Me and my mates had a great one. There was a balcony overlooking the foyer of our local cinema, and there was a payphone in the foyer. We got the number, went up to the balcony, rang the phone and told whoever answered that we were DJ’s from our town’s local radio station running a daily quiz called ‘The Telephone Box Challenge’ with the most obviously retarded questions ever. Me and my mates would put on our best ‘DJ Voices’ and have a dinky little hand held radio playing softly in the background for added realism. Our conversations would generally run something like this:
Me: Hi, you’re live on <blank> FM. What’s your name?
Dupe: Umm…sorry?
Me: You’re live, on <blank> FM. This is the telephone box challenge. Are you ready to play?
Dupe: Uhh…what?
Me: (big fake sigh) - Right, you’ve heard of <blank> FM, right?
Dupe: Yeah?
Me: You’re in a <brand> cinema, right?
Dupe: Yeah.
Me: Then you’re live on <blank> FM and all set to participate in the telephone box challenge! We’re scouring the country for Britain’s savviest movie goer and all you need to do to win is answer 3 simple film questions.
Dupe: What do I win?
Me: Well you win free tickets for the film of your choice. But at the end of the day, you win respect. And that’s really what it’s all about.
Dupe: Is this a wind-up?
Me: No. The staff at <brand> cinema are listening to this right now. What’s your name, fella?
Dupe: I’m Dave.
Me: Good to meet you Dave. Tell me this. How much do you really know about movies?

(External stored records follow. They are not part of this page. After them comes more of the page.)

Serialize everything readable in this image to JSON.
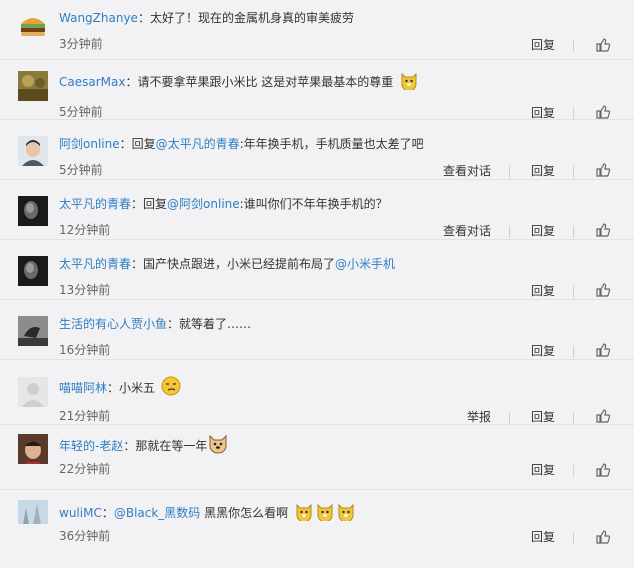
{
  "actions": {
    "reply": "回复",
    "view_dialog": "查看对话",
    "report": "举报"
  },
  "comments": [
    {
      "user": "WangZhanye",
      "text": "：太好了！现在的金属机身真的审美疲劳",
      "time": "3分钟前"
    },
    {
      "user": "CaesarMax",
      "text": "：请不要拿苹果跟小米比 这是对苹果最基本的尊重",
      "time": "5分钟前"
    },
    {
      "user": "阿剑online",
      "pre": "：回复",
      "mention": "@太平凡的青春",
      "text": ":年年换手机，手机质量也太差了吧",
      "time": "5分钟前"
    },
    {
      "user": "太平凡的青春",
      "pre": "：回复",
      "mention": "@阿剑online",
      "text": ":谁叫你们不年年换手机的？",
      "time": "12分钟前"
    },
    {
      "user": "太平凡的青春",
      "text": "：国产快点跟进，小米已经提前布局了",
      "mention": "@小米手机",
      "time": "13分钟前"
    },
    {
      "user": "生活的有心人贾小鱼",
      "text": "：就等着了……",
      "time": "16分钟前"
    },
    {
      "user": "喵喵阿林",
      "text": "：小米五",
      "time": "21分钟前"
    },
    {
      "user": "年轻的-老赵",
      "text": "：那就在等一年",
      "time": "22分钟前"
    },
    {
      "user": "wuliMC",
      "pre": "：",
      "mention": "@Black_黑数码",
      "text": " 黑黑你怎么看啊",
      "time": "36分钟前"
    }
  ],
  "icons": {
    "like": "thumbs-up-icon",
    "doge": "doge-emoji-icon",
    "smirk": "smirk-emoji-icon",
    "dog": "dog-emoji-icon"
  },
  "colors": {
    "link": "#2f7ec2",
    "background": "#f2f2f5",
    "divider": "#e2e2e6"
  }
}
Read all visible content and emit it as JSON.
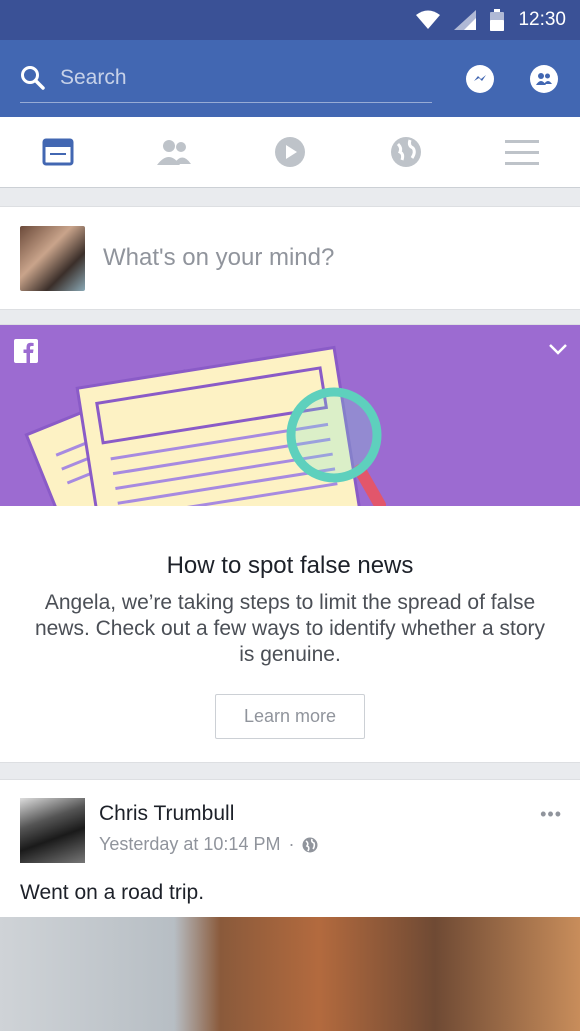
{
  "status_bar": {
    "time": "12:30",
    "icons": [
      "wifi-icon",
      "signal-icon",
      "battery-icon"
    ]
  },
  "top_bar": {
    "search_placeholder": "Search",
    "icons": [
      "messenger-icon",
      "friends-icon"
    ]
  },
  "tabs": [
    {
      "name": "news-feed",
      "icon": "news-feed-icon",
      "active": true
    },
    {
      "name": "friends",
      "icon": "friends-icon",
      "active": false
    },
    {
      "name": "watch",
      "icon": "play-icon",
      "active": false
    },
    {
      "name": "notifications",
      "icon": "globe-icon",
      "active": false
    },
    {
      "name": "menu",
      "icon": "menu-icon",
      "active": false
    }
  ],
  "composer": {
    "placeholder": "What's on your mind?"
  },
  "promo": {
    "title": "How to spot false news",
    "text": "Angela, we’re taking steps to limit the spread of false news. Check out a few ways to identify whether a story is genuine.",
    "button_label": "Learn more"
  },
  "post": {
    "author": "Chris Trumbull",
    "time": "Yesterday at 10:14 PM",
    "separator": "·",
    "text": "Went on a road trip."
  },
  "colors": {
    "brand": "#4267b2",
    "status": "#3a5196",
    "promo_bg": "#9c6bd1"
  }
}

Dupe: A fair bit, I guess.
Me: Nice one. Ready to begin?
Dupe: Fire away.
Me: Okay. Who played the title character in the 1947 Swedish masterpiece ‘Mother Smirnoff’s Gums’? Was it (A) Ivana Jackov (B) Marie Curie? or © Helen Lovejoy?
Dupe: Oh Christ, I don’t know.
Me: Doesn’t hurt to guess.
Dupe: Uh, B then.
Me: Dave. You. Just. NAILED IT! Congratulations. Next question. This actor has been a pet detective, a human cartoon character, a cop with a split personality, and one half of the dumbest duo of all time. To get through to the final round…Spell JIM CARREY.
Dupe: J…I…T…UH…7…Q…SUPERMAN SYMBOL…V…@
Me: Dave, again, absolutely right. I’ve gotta say the questions are particularly tough today and you’re doing REALLY. WELL. Okay, last question. What is the first movie you ever saw?
Dupe: Uhh…Cannibal Holocaust (or whatever).
Me: THAT’S RIGHT! 3 for 3. Great work Dave, great work. Now just go up to the front desk and claim your free tickets.
Pleased as punch, they’d toddle over to the front desk to claim their winnings, only to be told by the baffled ticket staff that no-one had the first clue what the fuck they were talking about.